Недавно ты спросил меня, почему я делаю вид, что боюсь тебя. Как это всегда бывает, я не смог ничего тебе на это ответить, частью как раз из-за страха, который ты мне внушаешь, частью оттого, что психология этого страха содержит в себе слишком много деталей, чтобы ее можно было хоть как-то внятно изложить вслух. И если в эту минуту я пытаюсь донести до тебя на письме мои мысли, то ответ все равно нельзя считать сколь-нибудь исчерпывающим, ведь даже сейчас, когда из-под пера выходят эти строки, моим отношениям с тобой мешает как сам страх, так и его последствия. К тому же сама тема настолько огромна, что выходит за рамки моего понимания, да и память моя над ней не властна.

Что касается тебя, то в твоих глазах все выглядело предельно просто.
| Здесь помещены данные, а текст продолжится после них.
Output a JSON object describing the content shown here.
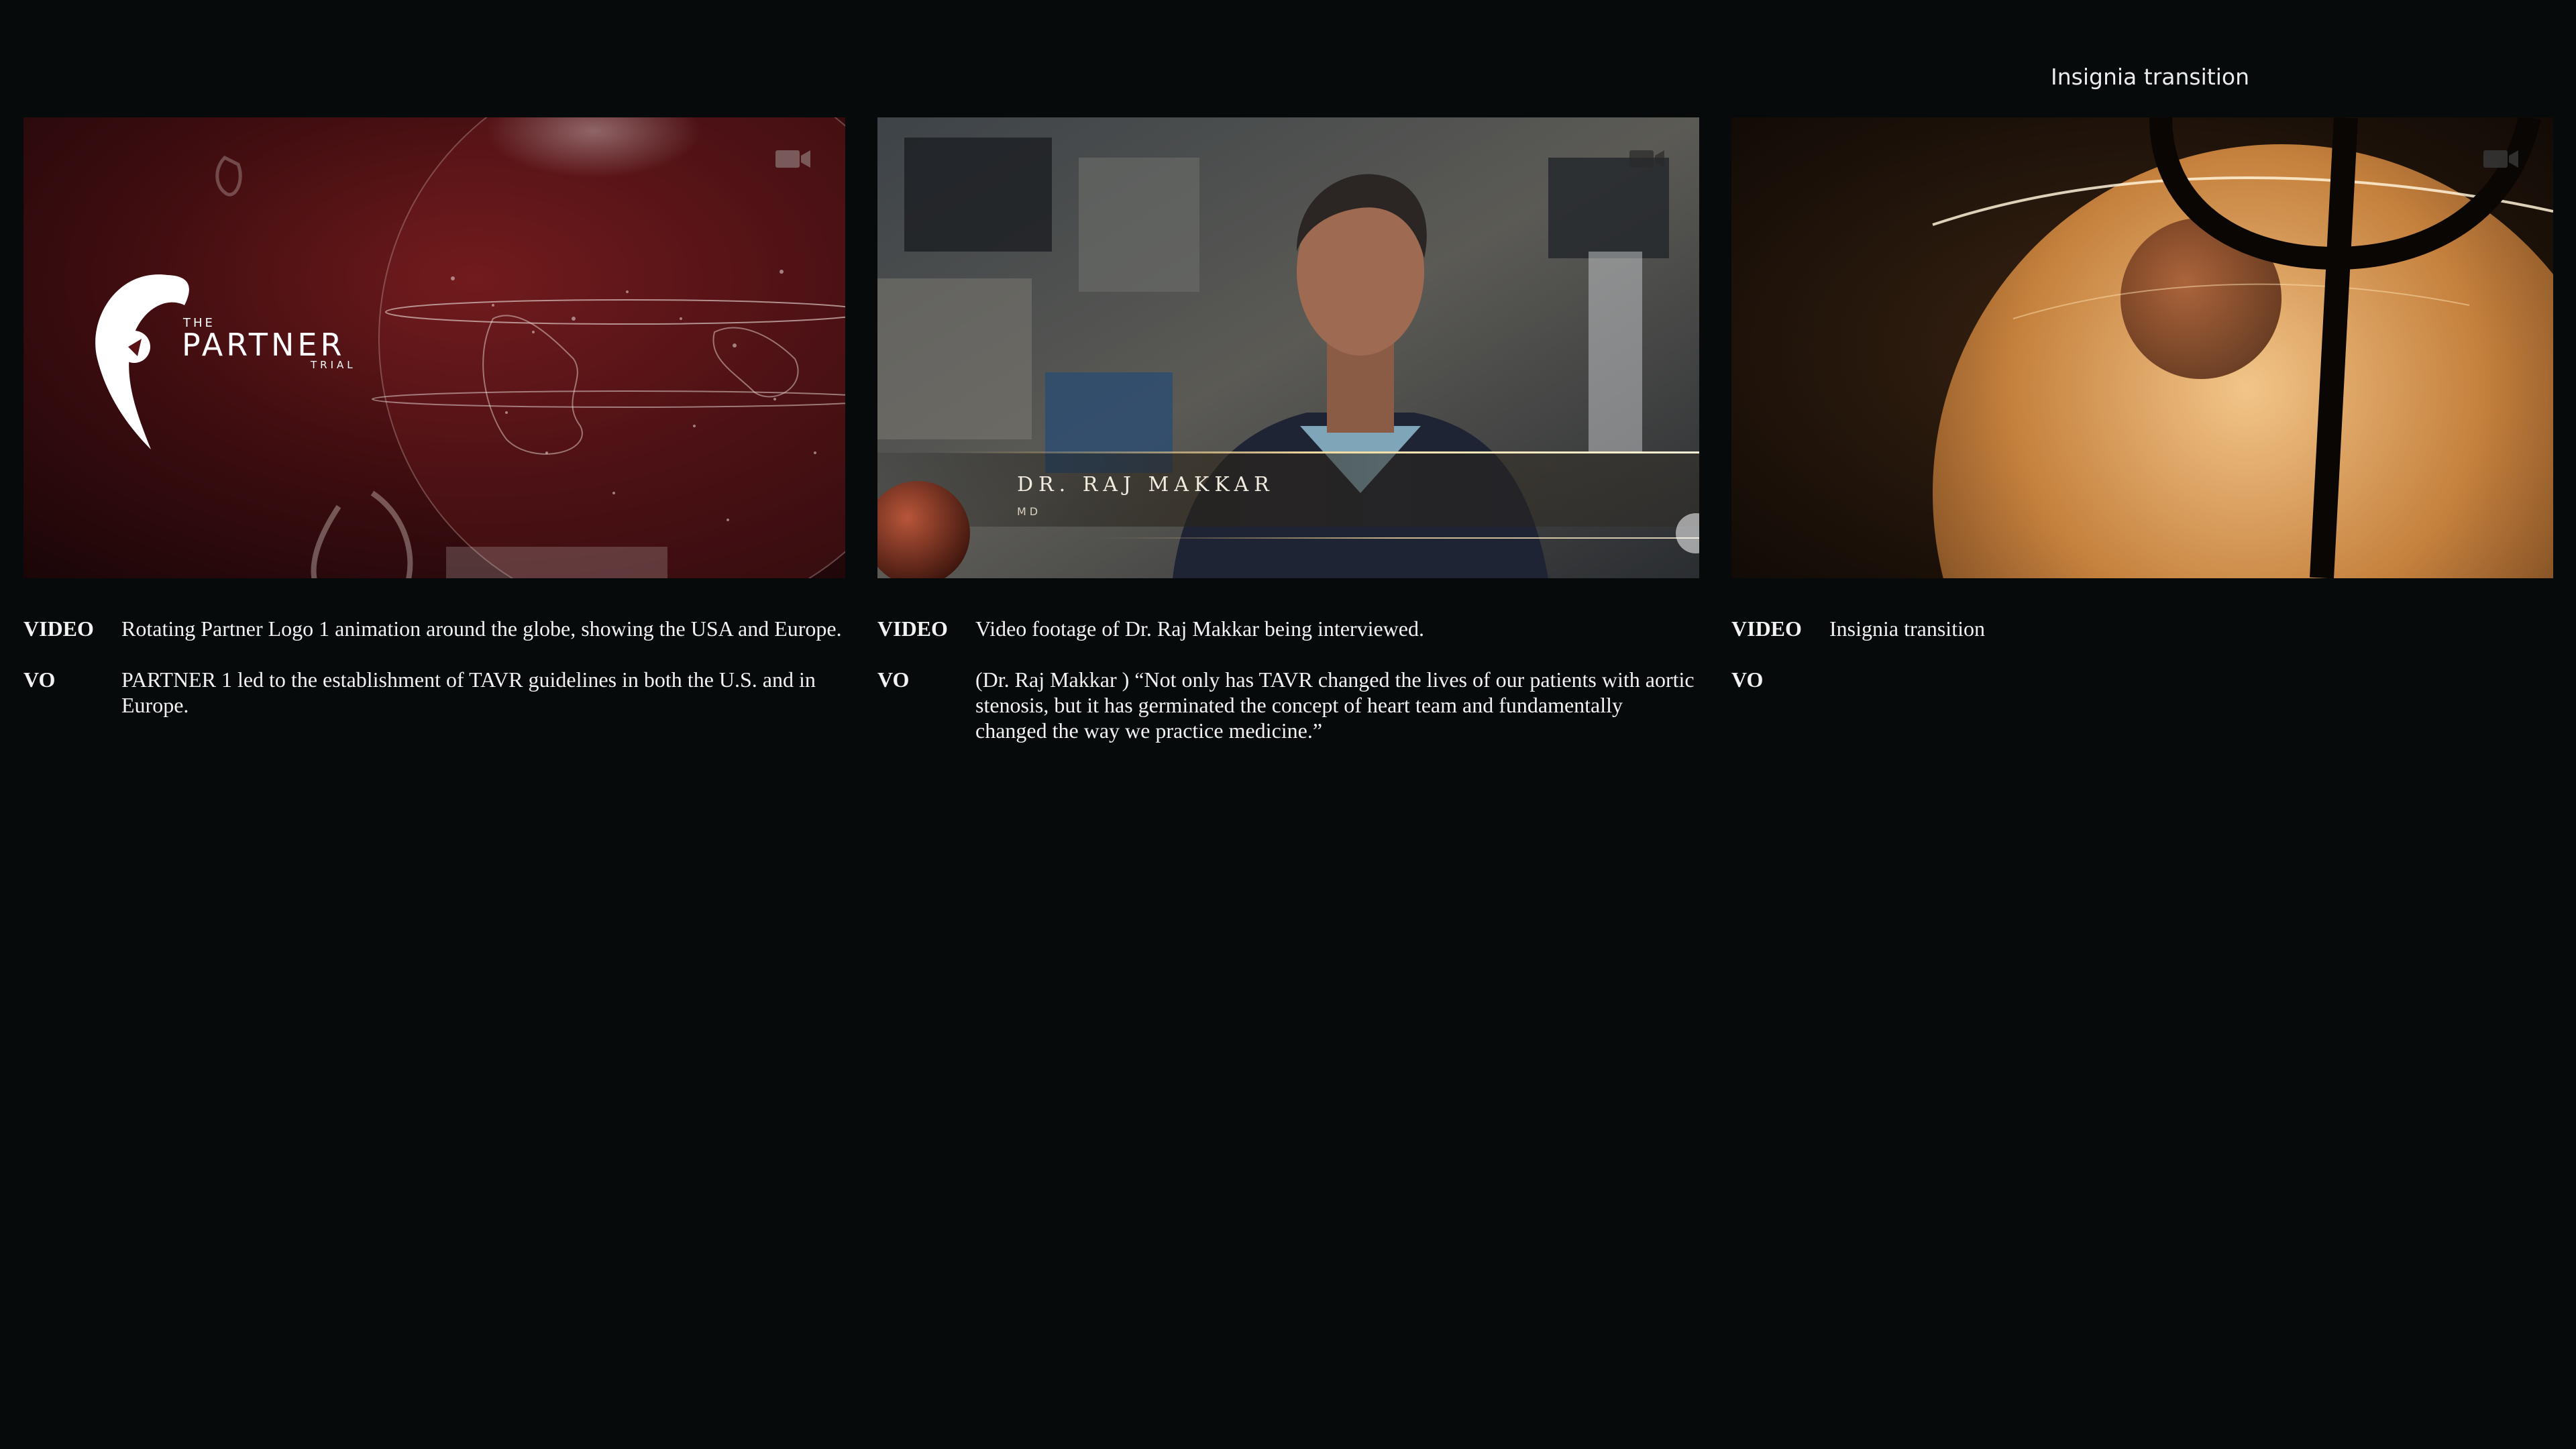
{
  "top_caption": "Insignia transition",
  "frames": [
    {
      "logo": {
        "the": "THE",
        "main": "PARTNER",
        "trial": "TRIAL"
      },
      "video_key": "VIDEO",
      "video_text": "Rotating Partner Logo 1 animation around the globe, showing the USA and Europe.",
      "vo_key": "VO",
      "vo_text": "PARTNER 1 led to the establishment of TAVR guidelines in both the U.S. and in Europe."
    },
    {
      "lower_third": {
        "name": "DR. RAJ MAKKAR",
        "title": "MD"
      },
      "video_key": "VIDEO",
      "video_text": "Video footage of Dr. Raj Makkar being interviewed.",
      "vo_key": "VO",
      "vo_text": "(Dr. Raj Makkar ) “Not only has TAVR changed the lives of our patients with aortic stenosis, but it has germinated the concept of heart team and fundamentally changed the way we practice medicine.”"
    },
    {
      "video_key": "VIDEO",
      "video_text": "Insignia transition",
      "vo_key": "VO",
      "vo_text": ""
    }
  ],
  "colors": {
    "background": "#060a0b",
    "frame1_red": "#5a1214",
    "frame3_gold": "#d99a4a"
  },
  "icons": [
    "video-camera-icon"
  ]
}
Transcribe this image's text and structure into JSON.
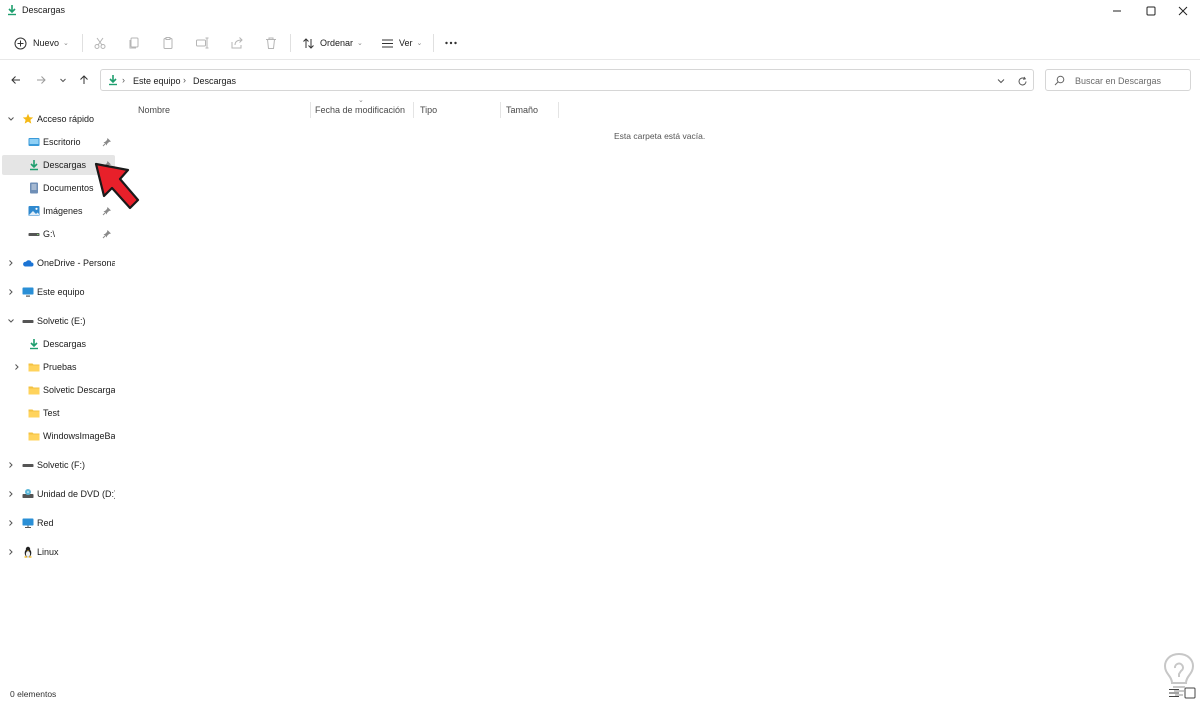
{
  "window": {
    "title": "Descargas",
    "controls": {
      "minimize": "minimize-icon",
      "maximize": "maximize-icon",
      "close": "close-icon"
    }
  },
  "toolbar": {
    "new_label": "Nuevo",
    "sort_label": "Ordenar",
    "view_label": "Ver",
    "icons": [
      "cut-icon",
      "copy-icon",
      "paste-icon",
      "rename-icon",
      "share-icon",
      "delete-icon",
      "more-icon"
    ]
  },
  "address": {
    "crumbs": [
      "Este equipo",
      "Descargas"
    ]
  },
  "search": {
    "placeholder": "Buscar en Descargas"
  },
  "sidebar": {
    "items": [
      {
        "label": "Acceso rápido",
        "icon": "star-icon"
      },
      {
        "label": "Escritorio",
        "icon": "desktop-icon",
        "pinned": true
      },
      {
        "label": "Descargas",
        "icon": "download-icon",
        "pinned": true,
        "selected": true
      },
      {
        "label": "Documentos",
        "icon": "documents-icon"
      },
      {
        "label": "Imágenes",
        "icon": "pictures-icon",
        "pinned": true
      },
      {
        "label": "G:\\",
        "icon": "drive-icon",
        "pinned": true
      },
      {
        "label": "OneDrive - Personal",
        "icon": "cloud-icon"
      },
      {
        "label": "Este equipo",
        "icon": "computer-icon"
      },
      {
        "label": "Solvetic (E:)",
        "icon": "drive-icon"
      },
      {
        "label": "Descargas",
        "icon": "download-icon"
      },
      {
        "label": "Pruebas",
        "icon": "folder-icon"
      },
      {
        "label": "Solvetic Descargas",
        "icon": "folder-icon"
      },
      {
        "label": "Test",
        "icon": "folder-icon"
      },
      {
        "label": "WindowsImageBackup",
        "icon": "folder-icon"
      },
      {
        "label": "Solvetic (F:)",
        "icon": "drive-icon"
      },
      {
        "label": "Unidad de DVD (D:)",
        "icon": "dvd-icon"
      },
      {
        "label": "Red",
        "icon": "network-icon"
      },
      {
        "label": "Linux",
        "icon": "linux-icon"
      }
    ]
  },
  "columns": [
    "Nombre",
    "Fecha de modificación",
    "Tipo",
    "Tamaño"
  ],
  "empty_message": "Esta carpeta está vacía.",
  "status": {
    "count": "0 elementos"
  },
  "colors": {
    "accent_download": "#1e9e6e",
    "folder": "#f3c242",
    "selection": "#e5e5e5",
    "annotation_arrow": "#e8202a"
  }
}
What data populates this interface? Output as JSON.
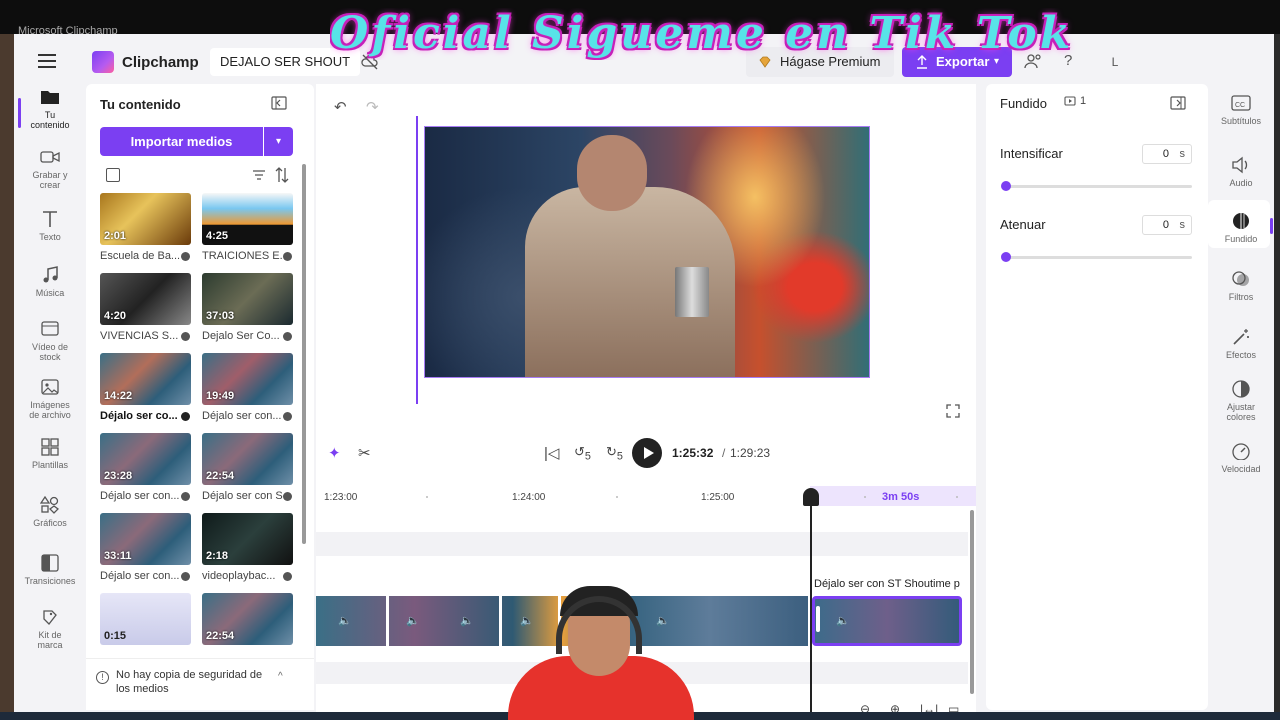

Тебе наши реалии виделись примерно так: ты упорно трудился от рассвета до заката и жертвовал чем только мог ради детей, особенно ради меня; как следствие, я «жил знатной жизнью», свободно мог изучать все, что хотел, был избавлен от материальных забот, а раз так, то вообще не знал, что такое проблемы. Взамен ты не требовал никакой признательности, зная, что представляет собой «благодарность детей», и лишь ждал от меня хоть какой-то предупредительности, хоть намека на симпатию. Но вместо этого я постоянно от тебя убегал и искал убежища с моими книгами, с безумными друзьями и экстравагантными идеями. Никогда не говорил с тобой искренне, как в храме, не садился рядом с тобой, не навещал тебя во Франценсбаде, в целом был напрочь лишен духа родства с семьей, не проявлял интереса ни к твоей торговле, ни вообще к чему-либо, что представляет для тебя интерес.